Sekarang, orang lebih berorientasi dengan uang. Hubungannya dengan game, menjadi pro gamer atau streamer, bisa membuat kalian jadi kaya raya. Kalau orang tua kalian tidak percaya, perlihatkan kepada mereka dengan yang namanya Felix Arvid Ulf Kjellberg alias Pewdiepie. Dia adalah satu satu streamer game terkaya di dunia. Hanya dengan bermain video game, dia bisa meraih banyak adsense. Total net worthnya di tahun 2023 ini mencapai 40 juta USD.
Ada doktrin yang mengajarkan bahwa menikah itu hanya sekali, harus dipertahankan sampai tua dan meninggal. Perceraian adalah hal yang sangat dibenci oleh Tuhan. Mereka yang bercerai akan menerima stigma buruk dari lingkungan sekitar. Kalau kalian pernah didoktrin dengan pola pikir ini tapi memilih untuk mengabaikannya, kalian adalah orang yang hebat.
Perceraian itu bukanlah hal yang buruk, setidaknya itulah yang bisa kalian di zaman sekarang. Kalau memang hubungan sudah tidak sehat atau istilahnya toxic, buat apa dipertahankan. Setiap hari di KDRT, mendapat tekanan mental, tidak diberi nafkah, untuk apa mempertahankan hubungan seperti itu? Setiap orang berhak mendapatkan dan menjalani hidup yang bahagia. Bercerai tidak melulu buruk selama kalian punya alasan yang kuat untuk bercerai.
Yang namanya pelecehan itu tidak mengenal usia dan gender. Mau itu pria, wanita, tua, muda, anak-anak, beresiko menjadi korban pelecehan. Untuk mencegah hal ini terjadi, salah satu caranya adalah dengan mengajarkan pelajaran sex. Sayangnya, sex edukasi dianggap tabu oleh banyak orang. Anak-anak dianggap tidak perlu diajarkan sex edukasi.
Sex edukasi itu penting diajarkan sejak dini. Kalau kalian tahu dengan apa yang namanya pedofil dan tidak mau anak kalian jadi korban atau pelaku pedofil ketika dewasa, ajarkan pelajaran sex sejak kecil. Jangan tunggu nanti-nanti karena predator sex tidak akan menunggu kalian sampai siap. Untungnya sekarang sudah banyak orang tua yang sadar betapa pentingnya sex edukasi. Dulu, sex edukasi dianggap hal yang tidak pantas dibicarakan dan diajarkan ke anak-anak.
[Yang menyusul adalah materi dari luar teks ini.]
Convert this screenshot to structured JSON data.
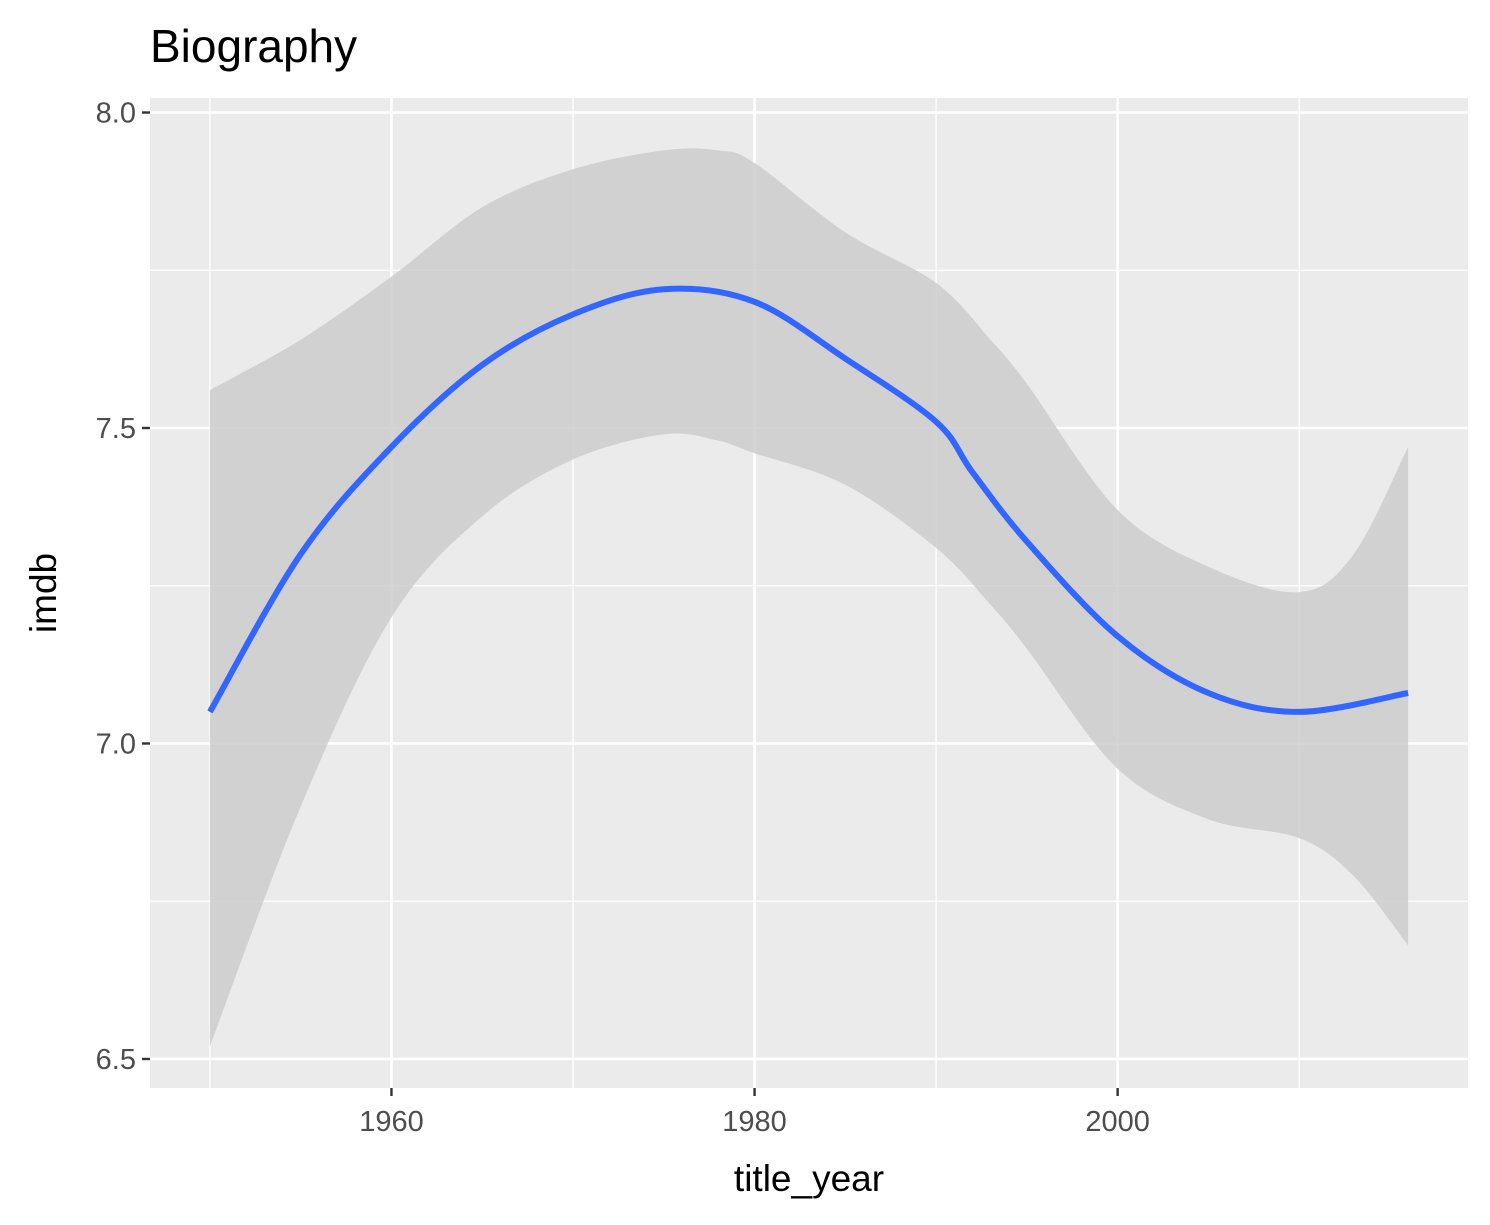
{
  "chart_data": {
    "type": "line",
    "title": "Biography",
    "xlabel": "title_year",
    "ylabel": "imdb",
    "xlim": [
      1946.7,
      2019.3
    ],
    "ylim": [
      6.454,
      8.023
    ],
    "x_ticks": [
      1960,
      1980,
      2000
    ],
    "x_tick_labels": [
      "1960",
      "1980",
      "2000"
    ],
    "x_minor_ticks": [
      1950,
      1970,
      1990,
      2010
    ],
    "y_ticks": [
      6.5,
      7.0,
      7.5,
      8.0
    ],
    "y_tick_labels": [
      "6.5",
      "7.0",
      "7.5",
      "8.0"
    ],
    "y_minor_ticks": [
      6.75,
      7.25,
      7.75
    ],
    "grid": true,
    "background": "#ebebeb",
    "series": [
      {
        "kind": "smooth-line",
        "color": "#3366ff",
        "x": [
          1950,
          1955,
          1960,
          1965,
          1970,
          1975,
          1980,
          1985,
          1990,
          1992,
          1995,
          2000,
          2005,
          2010,
          2016
        ],
        "y": [
          7.05,
          7.3,
          7.47,
          7.6,
          7.68,
          7.72,
          7.7,
          7.61,
          7.51,
          7.43,
          7.32,
          7.17,
          7.08,
          7.05,
          7.08
        ]
      },
      {
        "kind": "confidence-band",
        "color": "#cccccc",
        "x": [
          1950,
          1955,
          1960,
          1965,
          1970,
          1975,
          1978,
          1980,
          1985,
          1990,
          1993,
          1995,
          2000,
          2005,
          2010,
          2013,
          2016
        ],
        "upper": [
          7.56,
          7.64,
          7.74,
          7.85,
          7.91,
          7.94,
          7.94,
          7.92,
          7.81,
          7.73,
          7.64,
          7.57,
          7.37,
          7.28,
          7.24,
          7.3,
          7.47
        ],
        "lower": [
          6.52,
          6.9,
          7.2,
          7.36,
          7.45,
          7.49,
          7.48,
          7.46,
          7.41,
          7.31,
          7.22,
          7.15,
          6.96,
          6.88,
          6.85,
          6.79,
          6.68
        ]
      }
    ]
  }
}
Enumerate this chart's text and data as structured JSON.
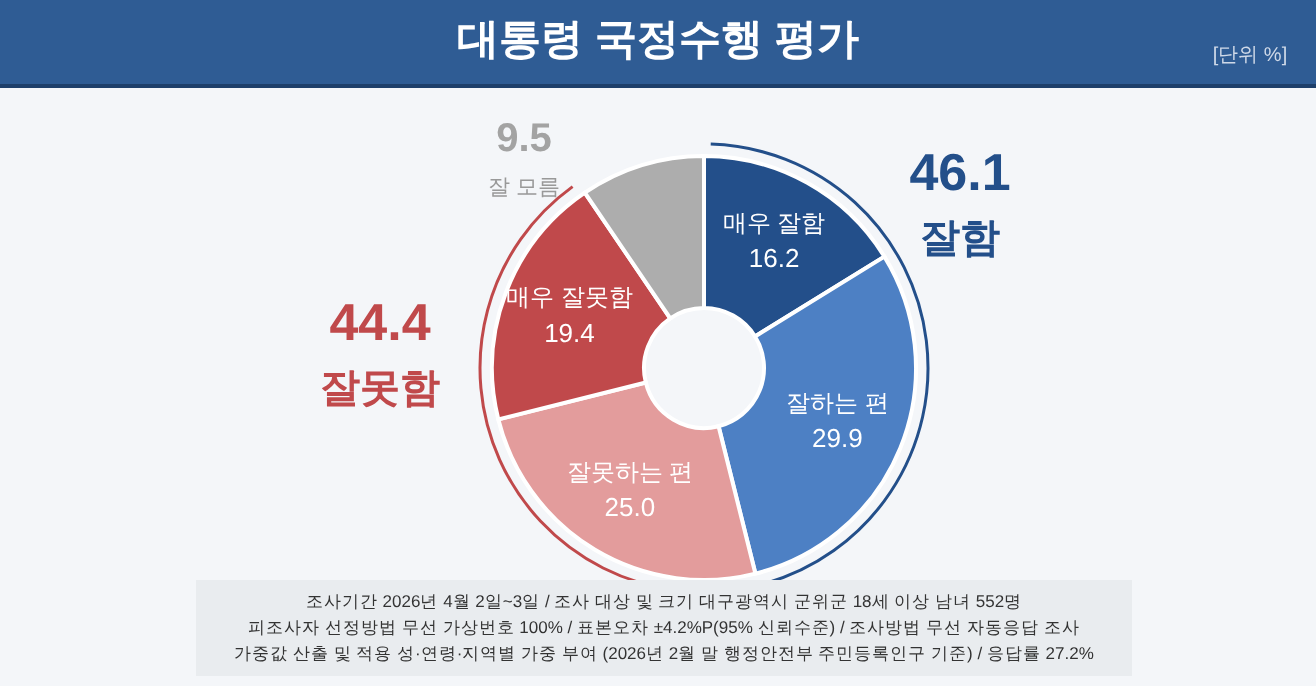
{
  "chart_data": {
    "type": "donut",
    "title": "대통령 국정수행 평가",
    "categories": [
      "매우 잘함",
      "잘하는 편",
      "잘못하는 편",
      "매우 잘못함",
      null
    ],
    "values": [
      16.2,
      29.9,
      25.0,
      19.4,
      9.5
    ],
    "colors": [
      "#234f8a",
      "#4d80c4",
      "#e39c9c",
      "#c0494b",
      "#adadad"
    ],
    "value_labels": [
      "16.2",
      "29.9",
      "25.0",
      "19.4",
      null
    ],
    "annotations": [
      "[단위 %]",
      "46.1",
      "잘함",
      "44.4",
      "잘못함",
      "9.5",
      "잘 모름",
      "조사기간 2026년 4월 2일~3일 / 조사 대상 및 크기 대구광역시 군위군 18세 이상 남녀 552명",
      "피조사자 선정방법 무선 가상번호 100% / 표본오차 ±4.2%P(95% 신뢰수준) / 조사방법 무선 자동응답 조사",
      "가중값 산출 및 적용 성·연령·지역별 가중 부여 (2026년 2월 말 행정안전부 주민등록인구 기준) / 응답률 27.2%"
    ]
  }
}
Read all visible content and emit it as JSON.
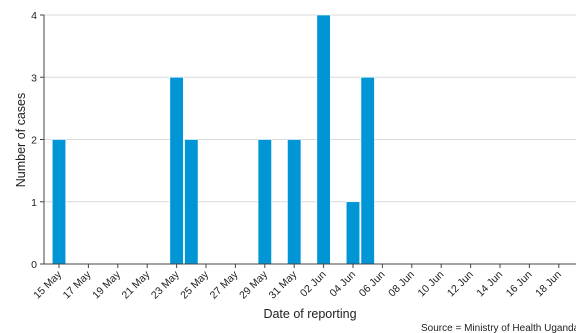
{
  "chart_data": {
    "type": "bar",
    "xlabel": "Date of reporting",
    "ylabel": "Number of cases",
    "ylim": [
      0,
      4
    ],
    "yticks": [
      0,
      1,
      2,
      3,
      4
    ],
    "grid": "horizontal",
    "bar_color": "#0096d6",
    "x_start": "2022-05-15",
    "x_end": "2022-06-18",
    "x_tick_labels": [
      "15 May",
      "17 May",
      "19 May",
      "21 May",
      "23 May",
      "25 May",
      "27 May",
      "29 May",
      "31 May",
      "02 Jun",
      "04 Jun",
      "06 Jun",
      "08 Jun",
      "10 Jun",
      "12 Jun",
      "14 Jun",
      "16 Jun",
      "18 Jun"
    ],
    "bars": [
      {
        "date": "15 May",
        "value": 2
      },
      {
        "date": "23 May",
        "value": 3
      },
      {
        "date": "24 May",
        "value": 2
      },
      {
        "date": "29 May",
        "value": 2
      },
      {
        "date": "31 May",
        "value": 2
      },
      {
        "date": "02 Jun",
        "value": 4
      },
      {
        "date": "04 Jun",
        "value": 1
      },
      {
        "date": "05 Jun",
        "value": 3
      }
    ],
    "source": "Source = Ministry of Health Uganda"
  }
}
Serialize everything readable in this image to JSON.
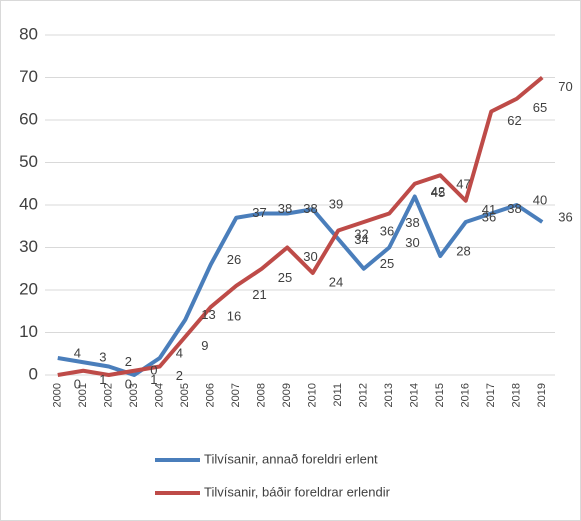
{
  "chart_data": {
    "type": "line",
    "categories": [
      "2000",
      "2001",
      "2002",
      "2003",
      "2004",
      "2005",
      "2006",
      "2007",
      "2008",
      "2009",
      "2010",
      "2011",
      "2012",
      "2013",
      "2014",
      "2015",
      "2016",
      "2017",
      "2018",
      "2019"
    ],
    "series": [
      {
        "name": "Tilvísanir, annað foreldri erlent",
        "color": "#4a7ebb",
        "values": [
          4,
          3,
          2,
          0,
          4,
          13,
          26,
          37,
          38,
          38,
          39,
          32,
          25,
          30,
          42,
          28,
          36,
          38,
          40,
          36
        ]
      },
      {
        "name": "Tilvísanir, báðir foreldrar erlendir",
        "color": "#be4b48",
        "values": [
          0,
          1,
          0,
          1,
          2,
          9,
          16,
          21,
          25,
          30,
          24,
          34,
          36,
          38,
          45,
          47,
          41,
          62,
          65,
          70
        ]
      }
    ],
    "ylim": [
      0,
      80
    ],
    "yticks": [
      0,
      10,
      20,
      30,
      40,
      50,
      60,
      70,
      80
    ],
    "grid": true,
    "legend": "bottom"
  }
}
Orang tua sudah pasti benar, anak kecil harus patuh, tidak boleh melawan. Itulah pola pikir zaman dulu yang sering diajarkan oleh orang tua ke anaknya. Karena status sebagai anak, suara atau pendapat anak tidak dianggap oleh orang tua. Mau itu orang tua benar atau salah, anak harus ikut, tidak boleh tidak.
Yang namanya salah itu tidak kenal status, orang tua juga bisa salah. Sayangnya, orang tua takut disalahkan karena ego nya bisa rusak. Anak yang tidak tahu dan kemampuan berpikirnya masih belum rendah, akan ikut orang tuanya yang salah. Kalau kalian sudah dewasa, sudah mampu berpikir dan membedakan mana yang benar dan salah, tidak ada salahnya berdebat dengan orang tua kalau ternyata keputusan orang tua ada salah.